Xie Zongyu, Yang Yang, Niu Zhongfeng, Mao Guoqun, Zhu Xiandi, Xu Zhihua, Yang Dengfa, Wang Hui, Wang Jian
Department of Radiology, The First Affiliated Hospital of Bengbu Medical University, Bengbu, China.
Department of radiology, Sir Run Run Shaw Hospital, Zhejiang University School of Medicine, Hangzhou, China.
Quant Imaging Med Surg. 2024 Jul 1;14(7):5151-5163. doi: 10.21037/qims-23-1631. Epub 2024 Jun 27.
Lymph node metastasis (LNM) is the most common route of metastasis for lung cancer, and it is an independent risk factor for long-term survival and recurrence in patients with non-small cell lung cancer (NSCLC). The purpose of this study was to explore the value of preoperative computed tomography (CT) semantic features in the differential diagnosis of LNM in part-solid nodules (PSNs) of NSCLC.
A total of 955 patients with NSCLC confirmed by postoperative pathology were retrospectively enrolled from January 2019 to March 2023. The clinical, pathological data and preoperative CT images of these patients were investigated and statistically analyzed in order to identify the risk factors for LNM. Multivariate logistic regression was used to select independent risk factors and establish different prediction models. Ten-fold cross-validation was used for model training and validation. The area under the curve (AUC) of the receiver operating characteristic (ROC) curve was calculated, and the Delong test was used to compare the predictive performance between the models.

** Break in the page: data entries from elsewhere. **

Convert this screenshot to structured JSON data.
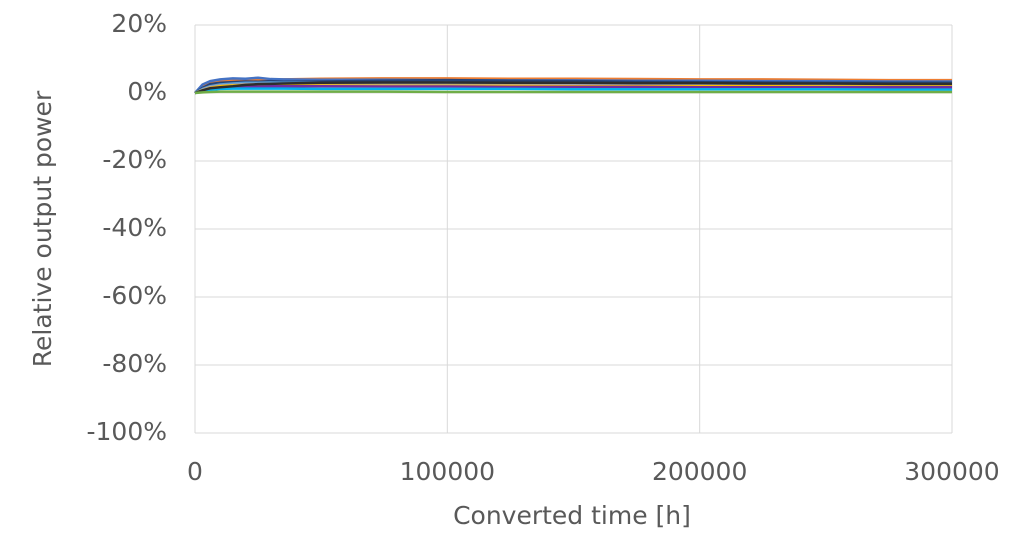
{
  "chart_data": {
    "type": "line",
    "x_label": "Converted time [h]",
    "y_label": "Relative output power",
    "x": [
      0,
      3000,
      6000,
      10000,
      15000,
      20000,
      25000,
      30000,
      35000,
      50000,
      75000,
      100000,
      125000,
      150000,
      175000,
      200000,
      225000,
      250000,
      275000,
      300000
    ],
    "series": [
      {
        "color": "#ed7d31",
        "values": [
          0,
          2,
          3.2,
          3.6,
          3.8,
          3.9,
          4,
          3.9,
          4,
          4.2,
          4.3,
          4.3,
          4.2,
          4.2,
          4.1,
          4,
          4,
          3.9,
          3.8,
          3.8
        ]
      },
      {
        "color": "#4472c4",
        "values": [
          0,
          2.5,
          3.5,
          4,
          4.3,
          4.2,
          4.5,
          4.1,
          4,
          3.9,
          3.9,
          3.8,
          3.7,
          3.7,
          3.6,
          3.6,
          3.5,
          3.5,
          3.4,
          3.4
        ]
      },
      {
        "color": "#264478",
        "values": [
          0,
          1.5,
          2.6,
          3,
          3.2,
          3.4,
          3.3,
          3.5,
          3.3,
          3.4,
          3.6,
          3.8,
          3.6,
          3.5,
          3.3,
          3.2,
          3.1,
          3,
          3,
          3
        ]
      },
      {
        "color": "#5b9bd5",
        "values": [
          0,
          1.2,
          2,
          2.5,
          2.8,
          3,
          3,
          3.1,
          3,
          3,
          3,
          2.9,
          2.9,
          2.8,
          2.8,
          2.7,
          2.7,
          2.6,
          2.6,
          2.6
        ]
      },
      {
        "color": "#a5a5a5",
        "values": [
          0,
          1,
          1.8,
          2.2,
          2.4,
          2.6,
          2.6,
          2.7,
          2.7,
          2.6,
          2.5,
          2.5,
          2.4,
          2.4,
          2.4,
          2.3,
          2.3,
          2.3,
          2.2,
          2.2
        ]
      },
      {
        "color": "#ffc000",
        "values": [
          0,
          0.8,
          1.5,
          2,
          2.2,
          2.3,
          2.3,
          2.3,
          2.2,
          2.2,
          2.1,
          2.1,
          2.1,
          2,
          2,
          2,
          2,
          1.9,
          1.9,
          1.9
        ]
      },
      {
        "color": "#7030a0",
        "values": [
          0,
          0.6,
          1.2,
          1.6,
          1.8,
          1.9,
          1.9,
          2,
          2,
          2,
          1.9,
          1.9,
          1.8,
          1.8,
          1.8,
          1.7,
          1.7,
          1.7,
          1.7,
          1.7
        ]
      },
      {
        "color": "#00b0f0",
        "values": [
          0,
          0.5,
          0.9,
          1.2,
          1.3,
          1.3,
          1.3,
          1.3,
          1.3,
          1.2,
          1.2,
          1.2,
          1.2,
          1.1,
          1.1,
          1.1,
          1.1,
          1.1,
          1,
          1
        ]
      },
      {
        "color": "#2e2e2e",
        "values": [
          0,
          0.8,
          1.4,
          1.7,
          2,
          2.4,
          2.6,
          2.7,
          2.8,
          3,
          3.1,
          3.1,
          3,
          3,
          2.9,
          2.9,
          2.8,
          2.8,
          2.7,
          2.7
        ]
      },
      {
        "color": "#70ad47",
        "values": [
          0,
          0.2,
          0.3,
          0.4,
          0.4,
          0.4,
          0.4,
          0.4,
          0.4,
          0.4,
          0.4,
          0.3,
          0.3,
          0.3,
          0.3,
          0.3,
          0.3,
          0.3,
          0.3,
          0.3
        ]
      }
    ],
    "xlim": [
      0,
      300000
    ],
    "xticks": [
      0,
      100000,
      200000,
      300000
    ],
    "ylim": [
      -100,
      20
    ],
    "yticks": [
      {
        "value": 20,
        "label": "20%"
      },
      {
        "value": 0,
        "label": "0%"
      },
      {
        "value": -20,
        "label": "-20%"
      },
      {
        "value": -40,
        "label": "-40%"
      },
      {
        "value": -60,
        "label": "-60%"
      },
      {
        "value": -80,
        "label": "-80%"
      },
      {
        "value": -100,
        "label": "-100%"
      }
    ],
    "grid": true
  }
}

LNM occurred in 68 of 955 patients. After univariate analysis and adjustment for confounding factors, smoking history, pulmonary disease, solid component proportion, pleural contact type, and mean diameter were identified as the independent risk factors for LNM. The image predictors model established by the four independent factors of CT semantic features, except smoking history, showed a good diagnostic efficacy for LNM. The AUC in the validation group was 0.857, and the sensitivity, specificity, and accuracy of the model were all 77.6%.
Preoperative CT semantic features have good diagnostic value for the LNM of NSCLC. The image predictors model based on pulmonary disease, solid component proportion, pleural contact type, and mean diameter demonstrated excellent diagnostic efficacy and can provide non-invasive evaluation in clinical practice.
淋巴结转移(LNM)是肺癌最常见的转移途径,并且是影响非小细胞肺癌(NSCLC)患者长期生存和复发的独立危险因素。本研究旨在探讨术前计算机断层扫描(CT)语义特征在NSCLC部分实性结节(PSN)LNM鉴别诊断中的价值。
回顾性纳入2019年1月至2023年3月共955例经术后病理确诊的NSCLC患者。对这些患者的临床、病理数据及术前CT图像进行调查并统计分析,以确定LNM的危险因素。采用多因素逻辑回归选择独立危险因素并建立不同的预测模型。采用十折交叉验证进行模型训练和验证。计算受试者操作特征(ROC)曲线的曲线下面积(AUC),并采用德龙检验比较各模型之间的预测性能。
955例患者中有68例发生LNM。经过单因素分析及混杂因素校正后,吸烟史、肺部疾病、实性成分比例、胸膜接触类型及平均直径被确定为LNM的独立危险因素。由CT语义特征的四个独立因素(吸烟史除外)建立的图像预测模型对LNM显示出良好的诊断效能。验证组的AUC为0.857,模型的敏感性、特异性和准确性均为77.6%。
术前CT语义特征对NSCLC的LNM具有良好的诊断价值。基于肺部疾病、实性成分比例、胸膜接触类型及平均直径的图像预测模型显示出优异的诊断效能,可在临床实践中提供无创评估。